Thank you

  • Published
  • By Col. Brian Hastings
  • 355th Fighter Wing vice commander
I am reminded of the importance of a personal document I used recently to articulate my vision, goals, philosophy and expectations to Airmen in our organization. I titled the document, "Perspectives of the Vice." I use it as a guide when speaking to Airman to deliver a consistent message. Let me share an aspect of my perspectives with you.

Last week I was fortunate enough to address the Airmen attending the First Term Airmen Center and Airman Leadership School. I am a social person and one on the main points I discussed with the Airmen was greeting people and saying "thank you" often.

I believe greetings and being thankful are important parts of building healthy organizations. While speaking to the Airmen, I was reminded of an article that appeared in the Wall Street Journal Nov. 23 titled, "Thank You. No, Thank You."

The article addressed all the issues the Air Force is struggling with right now with regards to building resilient Airmen. The author, Melinda Beck, reported that an "attitude of gratitude" may lead to a better balance of psychological, emotional and physical well-being -- tenets of the resilient Airmen movement.

I had always believed that gratitude was important, but I had no idea that scientists had studied the effects so extensively. She added that people who "...feel grateful have more energy, more optimism, more social connections and more happiness ... They ... sleep more soundly, exercise more regularly, and have greater resistance to viral infection."

The article goes on to describe gratitude as a "demanding, complex emotion... [that] requires self-reflection, the ability to admit that one is dependent upon others, and the humility to realize one's owns limitations." I never understood how great the power of gratitude was, but long ago I realized it was working for me.

Air Force leaders often talk about needing to strike a balance between spiritual, mental, physical and psychological well-being and someone is always developing some program to fix a problem, but I wonder if we have forgotten to leverage a simple, yet powerful component to building resilient Airmen -- being thankful. Leaders can enhance mission accomplishment by incorporating an "attitude of gratitude" into their unit culture.

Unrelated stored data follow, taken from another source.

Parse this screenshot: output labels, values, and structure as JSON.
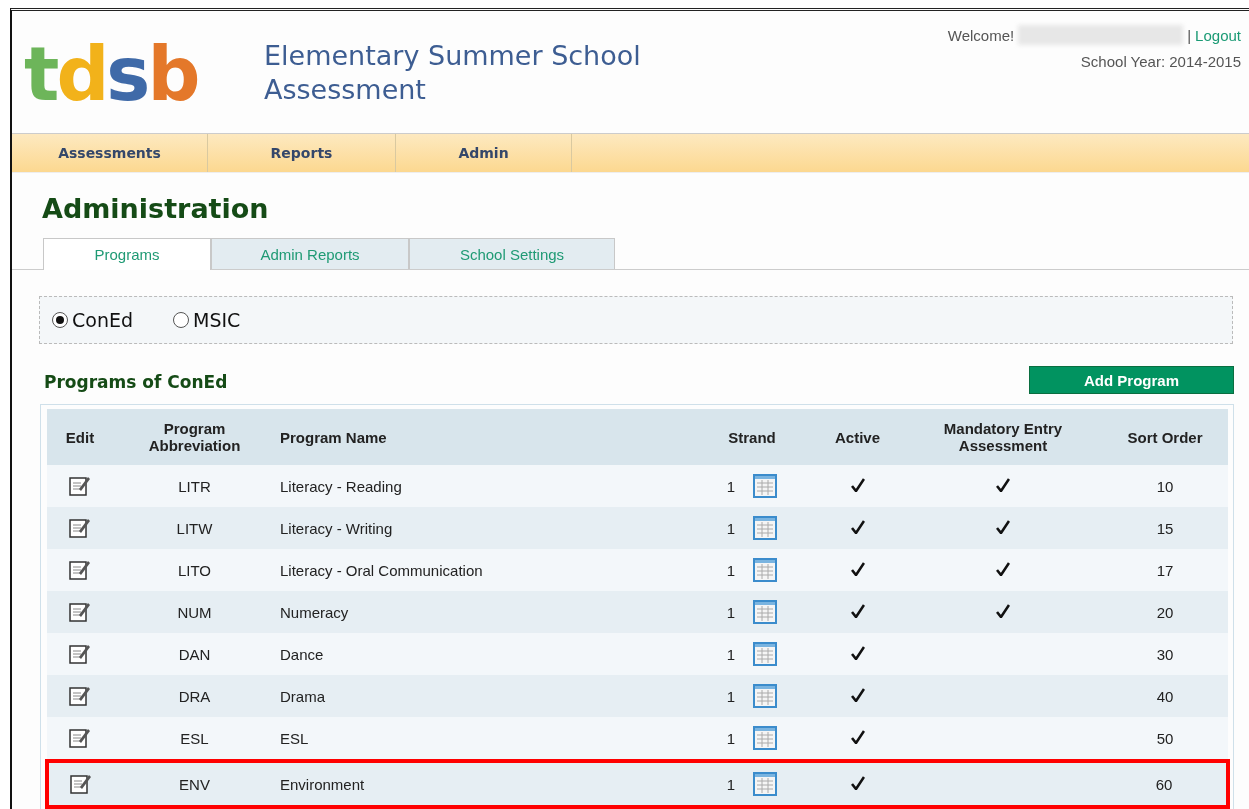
{
  "header": {
    "logo": "tdsb",
    "title_lines": [
      "Elementary Summer School",
      "Assessment"
    ],
    "welcome": "Welcome!",
    "separator": "|",
    "logout": "Logout",
    "school_year": "School Year: 2014-2015"
  },
  "nav": [
    {
      "label": "Assessments"
    },
    {
      "label": "Reports"
    },
    {
      "label": "Admin"
    }
  ],
  "page_title": "Administration",
  "tabs": [
    {
      "label": "Programs",
      "selected": true
    },
    {
      "label": "Admin Reports",
      "selected": false
    },
    {
      "label": "School Settings",
      "selected": false
    }
  ],
  "radios": [
    {
      "label": "ConEd",
      "selected": true
    },
    {
      "label": "MSIC",
      "selected": false
    }
  ],
  "section_title": "Programs of ConEd",
  "add_button": "Add Program",
  "table": {
    "columns": [
      "Edit",
      "Program Abbreviation",
      "Program Name",
      "Strand",
      "Active",
      "Mandatory Entry Assessment",
      "Sort Order"
    ],
    "rows": [
      {
        "abbreviation": "LITR",
        "name": "Literacy - Reading",
        "strand": "1",
        "active": true,
        "mandatory": true,
        "sort_order": "10",
        "highlighted": false
      },
      {
        "abbreviation": "LITW",
        "name": "Literacy - Writing",
        "strand": "1",
        "active": true,
        "mandatory": true,
        "sort_order": "15",
        "highlighted": false
      },
      {
        "abbreviation": "LITO",
        "name": "Literacy - Oral Communication",
        "strand": "1",
        "active": true,
        "mandatory": true,
        "sort_order": "17",
        "highlighted": false
      },
      {
        "abbreviation": "NUM",
        "name": "Numeracy",
        "strand": "1",
        "active": true,
        "mandatory": true,
        "sort_order": "20",
        "highlighted": false
      },
      {
        "abbreviation": "DAN",
        "name": "Dance",
        "strand": "1",
        "active": true,
        "mandatory": false,
        "sort_order": "30",
        "highlighted": false
      },
      {
        "abbreviation": "DRA",
        "name": "Drama",
        "strand": "1",
        "active": true,
        "mandatory": false,
        "sort_order": "40",
        "highlighted": false
      },
      {
        "abbreviation": "ESL",
        "name": "ESL",
        "strand": "1",
        "active": true,
        "mandatory": false,
        "sort_order": "50",
        "highlighted": false
      },
      {
        "abbreviation": "ENV",
        "name": "Environment",
        "strand": "1",
        "active": true,
        "mandatory": false,
        "sort_order": "60",
        "highlighted": true
      }
    ]
  }
}
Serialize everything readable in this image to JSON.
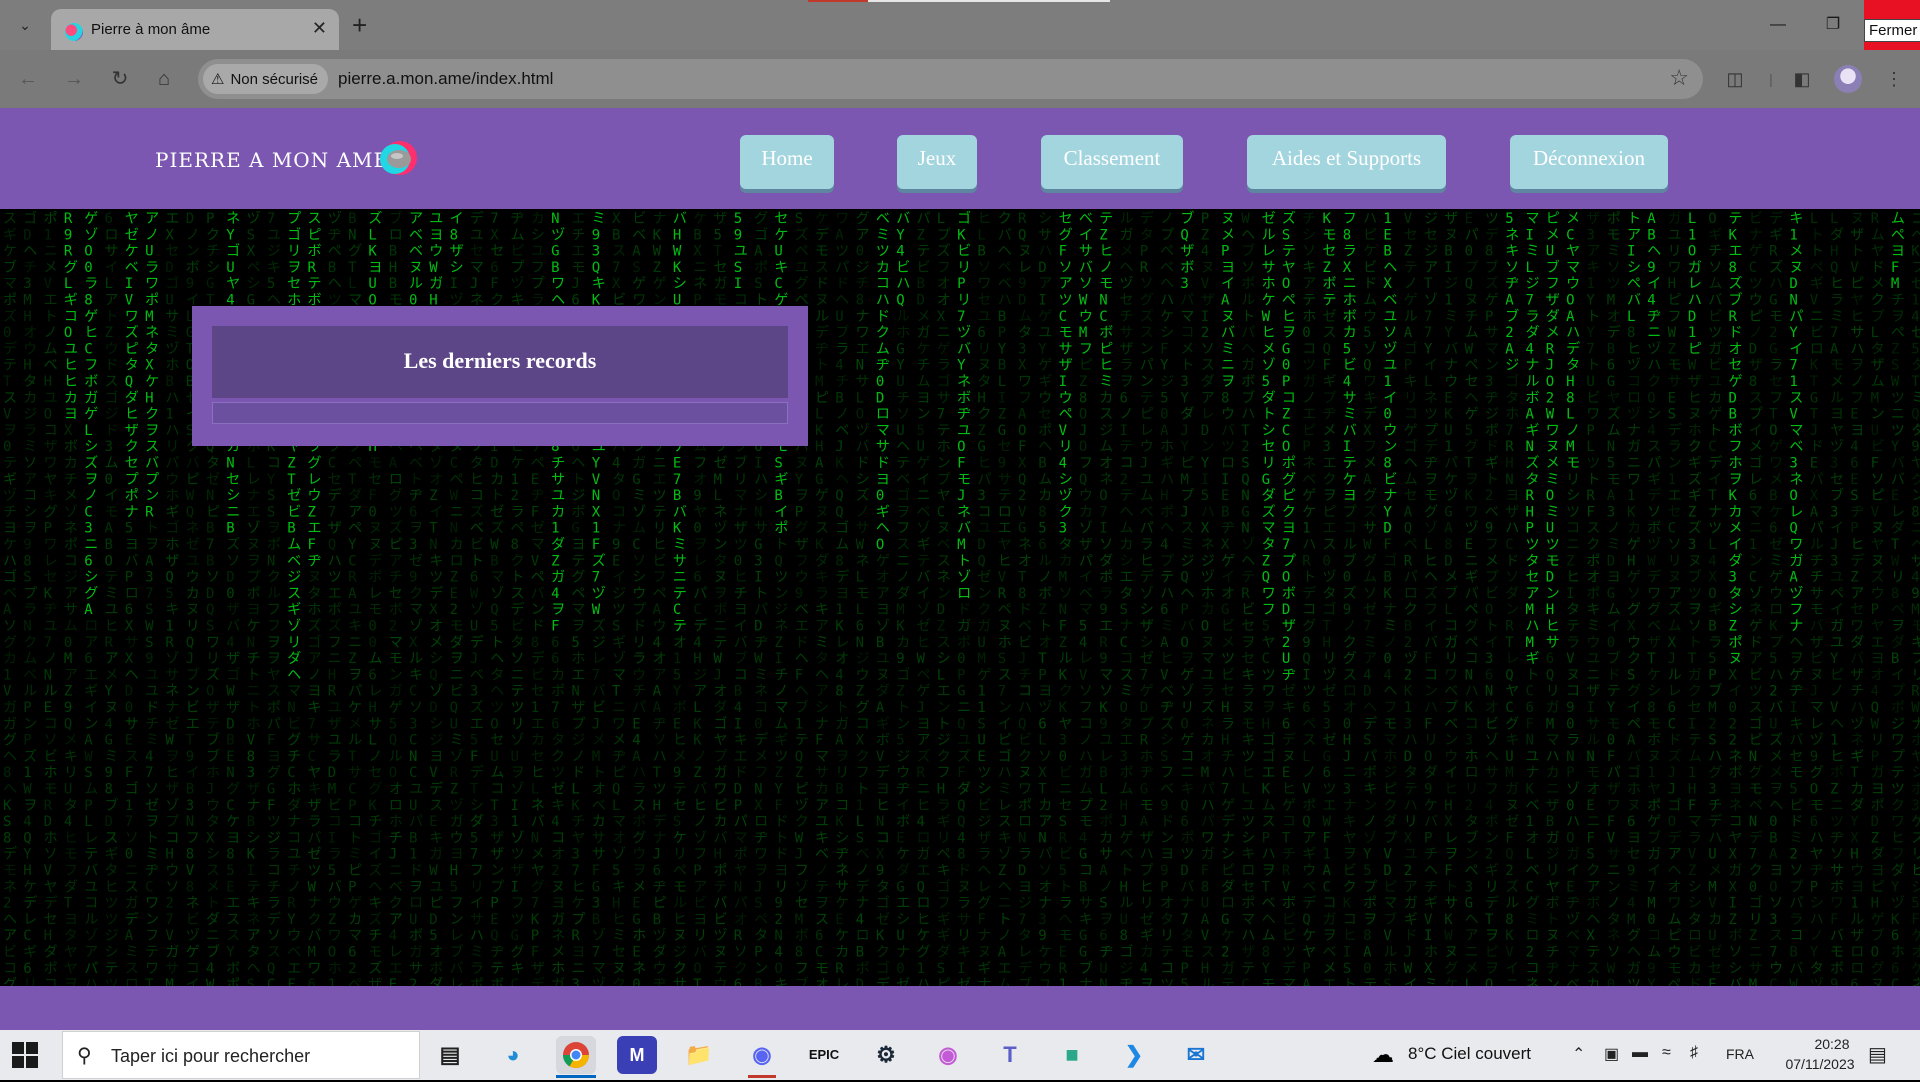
{
  "browser": {
    "tab_title": "Pierre à mon âme",
    "close_tooltip": "Fermer",
    "security_label": "Non sécurisé",
    "url": "pierre.a.mon.ame/index.html",
    "icons": {
      "tab_list": "chevron-down-icon",
      "new_tab": "plus-icon",
      "back": "back-arrow-icon",
      "forward": "forward-arrow-icon",
      "reload": "reload-icon",
      "home": "home-icon",
      "bookmark": "star-icon",
      "extensions": "puzzle-icon",
      "side_panel": "side-panel-icon",
      "menu": "kebab-menu-icon"
    }
  },
  "site": {
    "logo_text": "PIERRE A MON AME",
    "nav": [
      "Home",
      "Jeux",
      "Classement",
      "Aides et Supports",
      "Déconnexion"
    ],
    "records_title": "Les derniers records",
    "colors": {
      "header_bg": "#7b57b2",
      "nav_button_bg": "#a3d5df",
      "matrix_glyph": "#00c814",
      "panel_header": "#5c4688"
    }
  },
  "taskbar": {
    "search_placeholder": "Taper ici pour rechercher",
    "apps": [
      "task-view-icon",
      "edge-icon",
      "chrome-icon",
      "app-icon",
      "file-explorer-icon",
      "discord-icon",
      "epic-games-icon",
      "steam-icon",
      "photo-app-icon",
      "teams-icon",
      "game-app-icon",
      "vscode-icon",
      "mail-icon"
    ],
    "weather": "8°C  Ciel couvert",
    "language": "FRA",
    "time": "20:28",
    "date": "07/11/2023"
  }
}
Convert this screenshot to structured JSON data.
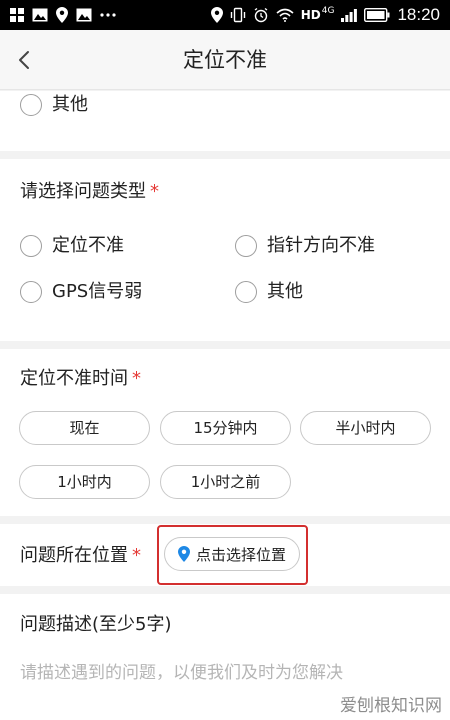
{
  "status_bar": {
    "hd_label": "HD",
    "network_type": "4G",
    "time": "18:20"
  },
  "nav": {
    "title": "定位不准"
  },
  "top_option": {
    "label": "其他"
  },
  "problem_type": {
    "title": "请选择问题类型",
    "required_mark": "*",
    "options": [
      "定位不准",
      "指针方向不准",
      "GPS信号弱",
      "其他"
    ]
  },
  "time_section": {
    "title": "定位不准时间",
    "required_mark": "*",
    "options": [
      "现在",
      "15分钟内",
      "半小时内",
      "1小时内",
      "1小时之前"
    ]
  },
  "location_section": {
    "title": "问题所在位置",
    "required_mark": "*",
    "button_label": "点击选择位置"
  },
  "description": {
    "title": "问题描述(至少5字)",
    "placeholder": "请描述遇到的问题，以便我们及时为您解决"
  },
  "watermark": "爱刨根知识网",
  "colors": {
    "required": "#e53935",
    "highlight_border": "#d32f2f",
    "location_pin": "#1e88e5"
  }
}
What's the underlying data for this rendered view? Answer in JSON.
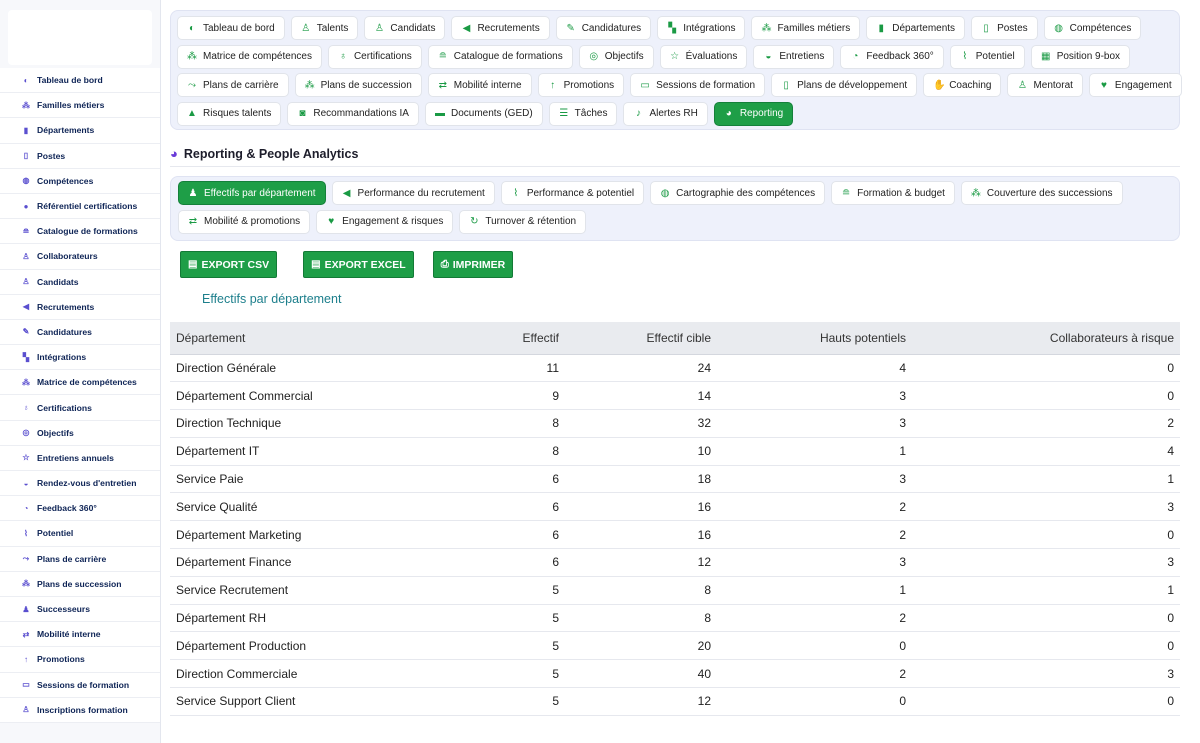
{
  "sidebar": {
    "items": [
      {
        "icon": "palette-icon",
        "glyph": "◐",
        "label": "Tableau de bord"
      },
      {
        "icon": "sitemap-icon",
        "glyph": "⁂",
        "label": "Familles métiers"
      },
      {
        "icon": "building-icon",
        "glyph": "▮",
        "label": "Départements"
      },
      {
        "icon": "id-badge-icon",
        "glyph": "▯",
        "label": "Postes"
      },
      {
        "icon": "brain-icon",
        "glyph": "◍",
        "label": "Compétences"
      },
      {
        "icon": "certificate-icon",
        "glyph": "●",
        "label": "Référentiel certifications"
      },
      {
        "icon": "graduation-cap-icon",
        "glyph": "≘",
        "label": "Catalogue de formations"
      },
      {
        "icon": "user-icon",
        "glyph": "♙",
        "label": "Collaborateurs"
      },
      {
        "icon": "user-plus-icon",
        "glyph": "♙",
        "label": "Candidats"
      },
      {
        "icon": "bullhorn-icon",
        "glyph": "◀",
        "label": "Recrutements"
      },
      {
        "icon": "file-signature-icon",
        "glyph": "✎",
        "label": "Candidatures"
      },
      {
        "icon": "door-open-icon",
        "glyph": "▚",
        "label": "Intégrations"
      },
      {
        "icon": "sitemap-icon",
        "glyph": "⁂",
        "label": "Matrice de compétences"
      },
      {
        "icon": "award-icon",
        "glyph": "♁",
        "label": "Certifications"
      },
      {
        "icon": "bullseye-icon",
        "glyph": "◎",
        "label": "Objectifs"
      },
      {
        "icon": "star-half-icon",
        "glyph": "☆",
        "label": "Entretiens annuels"
      },
      {
        "icon": "comments-icon",
        "glyph": "◒",
        "label": "Rendez-vous d'entretien"
      },
      {
        "icon": "comment-dots-icon",
        "glyph": "◔",
        "label": "Feedback 360°"
      },
      {
        "icon": "chart-line-icon",
        "glyph": "⌇",
        "label": "Potentiel"
      },
      {
        "icon": "route-icon",
        "glyph": "⤳",
        "label": "Plans de carrière"
      },
      {
        "icon": "sitemap-icon",
        "glyph": "⁂",
        "label": "Plans de succession"
      },
      {
        "icon": "users-icon",
        "glyph": "♟",
        "label": "Successeurs"
      },
      {
        "icon": "exchange-icon",
        "glyph": "⇄",
        "label": "Mobilité interne"
      },
      {
        "icon": "arrow-up-icon",
        "glyph": "↑",
        "label": "Promotions"
      },
      {
        "icon": "chalkboard-icon",
        "glyph": "▭",
        "label": "Sessions de formation"
      },
      {
        "icon": "user-graduate-icon",
        "glyph": "♙",
        "label": "Inscriptions formation"
      }
    ]
  },
  "top_nav": {
    "rows": [
      [
        {
          "icon": "palette-icon",
          "glyph": "◐",
          "label": "Tableau de bord"
        },
        {
          "icon": "user-icon",
          "glyph": "♙",
          "label": "Talents"
        },
        {
          "icon": "user-plus-icon",
          "glyph": "♙",
          "label": "Candidats"
        },
        {
          "icon": "bullhorn-icon",
          "glyph": "◀",
          "label": "Recrutements"
        },
        {
          "icon": "file-signature-icon",
          "glyph": "✎",
          "label": "Candidatures"
        },
        {
          "icon": "door-open-icon",
          "glyph": "▚",
          "label": "Intégrations"
        },
        {
          "icon": "sitemap-icon",
          "glyph": "⁂",
          "label": "Familles métiers"
        },
        {
          "icon": "building-icon",
          "glyph": "▮",
          "label": "Départements"
        },
        {
          "icon": "id-badge-icon",
          "glyph": "▯",
          "label": "Postes"
        },
        {
          "icon": "brain-icon",
          "glyph": "◍",
          "label": "Compétences"
        }
      ],
      [
        {
          "icon": "sitemap-icon",
          "glyph": "⁂",
          "label": "Matrice de compétences"
        },
        {
          "icon": "award-icon",
          "glyph": "♁",
          "label": "Certifications"
        },
        {
          "icon": "graduation-cap-icon",
          "glyph": "≘",
          "label": "Catalogue de formations"
        },
        {
          "icon": "bullseye-icon",
          "glyph": "◎",
          "label": "Objectifs"
        },
        {
          "icon": "star-half-icon",
          "glyph": "☆",
          "label": "Évaluations"
        },
        {
          "icon": "comments-icon",
          "glyph": "◒",
          "label": "Entretiens"
        },
        {
          "icon": "comment-dots-icon",
          "glyph": "◔",
          "label": "Feedback 360°"
        },
        {
          "icon": "chart-line-icon",
          "glyph": "⌇",
          "label": "Potentiel"
        },
        {
          "icon": "grid-icon",
          "glyph": "▦",
          "label": "Position 9-box"
        }
      ],
      [
        {
          "icon": "route-icon",
          "glyph": "⤳",
          "label": "Plans de carrière"
        },
        {
          "icon": "sitemap-icon",
          "glyph": "⁂",
          "label": "Plans de succession"
        },
        {
          "icon": "exchange-icon",
          "glyph": "⇄",
          "label": "Mobilité interne"
        },
        {
          "icon": "arrow-up-icon",
          "glyph": "↑",
          "label": "Promotions"
        },
        {
          "icon": "chalkboard-icon",
          "glyph": "▭",
          "label": "Sessions de formation"
        },
        {
          "icon": "clipboard-icon",
          "glyph": "▯",
          "label": "Plans de développement"
        },
        {
          "icon": "handshake-icon",
          "glyph": "✋",
          "label": "Coaching"
        },
        {
          "icon": "chalkboard-teacher-icon",
          "glyph": "♙",
          "label": "Mentorat"
        },
        {
          "icon": "heart-icon",
          "glyph": "♥",
          "label": "Engagement"
        }
      ],
      [
        {
          "icon": "warning-icon",
          "glyph": "▲",
          "label": "Risques talents"
        },
        {
          "icon": "robot-icon",
          "glyph": "◙",
          "label": "Recommandations IA"
        },
        {
          "icon": "folder-open-icon",
          "glyph": "▬",
          "label": "Documents (GED)"
        },
        {
          "icon": "tasks-icon",
          "glyph": "☰",
          "label": "Tâches"
        },
        {
          "icon": "bell-icon",
          "glyph": "♪",
          "label": "Alertes RH"
        },
        {
          "icon": "chart-pie-icon",
          "glyph": "◕",
          "label": "Reporting",
          "active": true
        }
      ]
    ]
  },
  "section": {
    "icon": "chart-pie-icon",
    "glyph": "◕",
    "title": "Reporting & People Analytics"
  },
  "report_tabs": {
    "rows": [
      [
        {
          "icon": "users-icon",
          "glyph": "♟",
          "label": "Effectifs par département",
          "active": true
        },
        {
          "icon": "bullhorn-icon",
          "glyph": "◀",
          "label": "Performance du recrutement"
        },
        {
          "icon": "chart-line-icon",
          "glyph": "⌇",
          "label": "Performance & potentiel"
        },
        {
          "icon": "brain-icon",
          "glyph": "◍",
          "label": "Cartographie des compétences"
        },
        {
          "icon": "graduation-cap-icon",
          "glyph": "≘",
          "label": "Formation & budget"
        },
        {
          "icon": "sitemap-icon",
          "glyph": "⁂",
          "label": "Couverture des successions"
        }
      ],
      [
        {
          "icon": "exchange-icon",
          "glyph": "⇄",
          "label": "Mobilité & promotions"
        },
        {
          "icon": "heart-icon",
          "glyph": "♥",
          "label": "Engagement & risques"
        },
        {
          "icon": "sync-icon",
          "glyph": "↻",
          "label": "Turnover & rétention"
        }
      ]
    ]
  },
  "exports": [
    {
      "name": "export-csv-button",
      "icon": "file-csv-icon",
      "glyph": "▤",
      "label": "EXPORT CSV"
    },
    {
      "name": "export-excel-button",
      "icon": "file-excel-icon",
      "glyph": "▤",
      "label": "EXPORT EXCEL"
    },
    {
      "name": "print-button",
      "icon": "print-icon",
      "glyph": "⎙",
      "label": "IMPRIMER"
    }
  ],
  "table": {
    "caption": "Effectifs par département",
    "headers": [
      "Département",
      "Effectif",
      "Effectif cible",
      "Hauts potentiels",
      "Collaborateurs à risque"
    ],
    "rows": [
      [
        "Direction Générale",
        "11",
        "24",
        "4",
        "0"
      ],
      [
        "Département Commercial",
        "9",
        "14",
        "3",
        "0"
      ],
      [
        "Direction Technique",
        "8",
        "32",
        "3",
        "2"
      ],
      [
        "Département IT",
        "8",
        "10",
        "1",
        "4"
      ],
      [
        "Service Paie",
        "6",
        "18",
        "3",
        "1"
      ],
      [
        "Service Qualité",
        "6",
        "16",
        "2",
        "3"
      ],
      [
        "Département Marketing",
        "6",
        "16",
        "2",
        "0"
      ],
      [
        "Département Finance",
        "6",
        "12",
        "3",
        "3"
      ],
      [
        "Service Recrutement",
        "5",
        "8",
        "1",
        "1"
      ],
      [
        "Département RH",
        "5",
        "8",
        "2",
        "0"
      ],
      [
        "Département Production",
        "5",
        "20",
        "0",
        "0"
      ],
      [
        "Direction Commerciale",
        "5",
        "40",
        "2",
        "3"
      ],
      [
        "Service Support Client",
        "5",
        "12",
        "0",
        "0"
      ]
    ]
  }
}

Developing this attitude can be difficult because it is related to realistic expectations. Managing Airmen's expectations requires engagement by savvy supervisors and active commanders, and is often very uncomfortable to accomplish. It requires time and a level of effort that is more difficult in an Air Force that is very lean and filled with units where leaders are often deployed away from their Airmen.

Regardless of the challenges provided by our current environment, if you have to have an attitude, why not have a good one -- one of gratitude. On that note, I wanted to say, "Thank you!" Thank you for what you have done, what you do, and what you are going to do to continue to make our Air Force the envy of the world.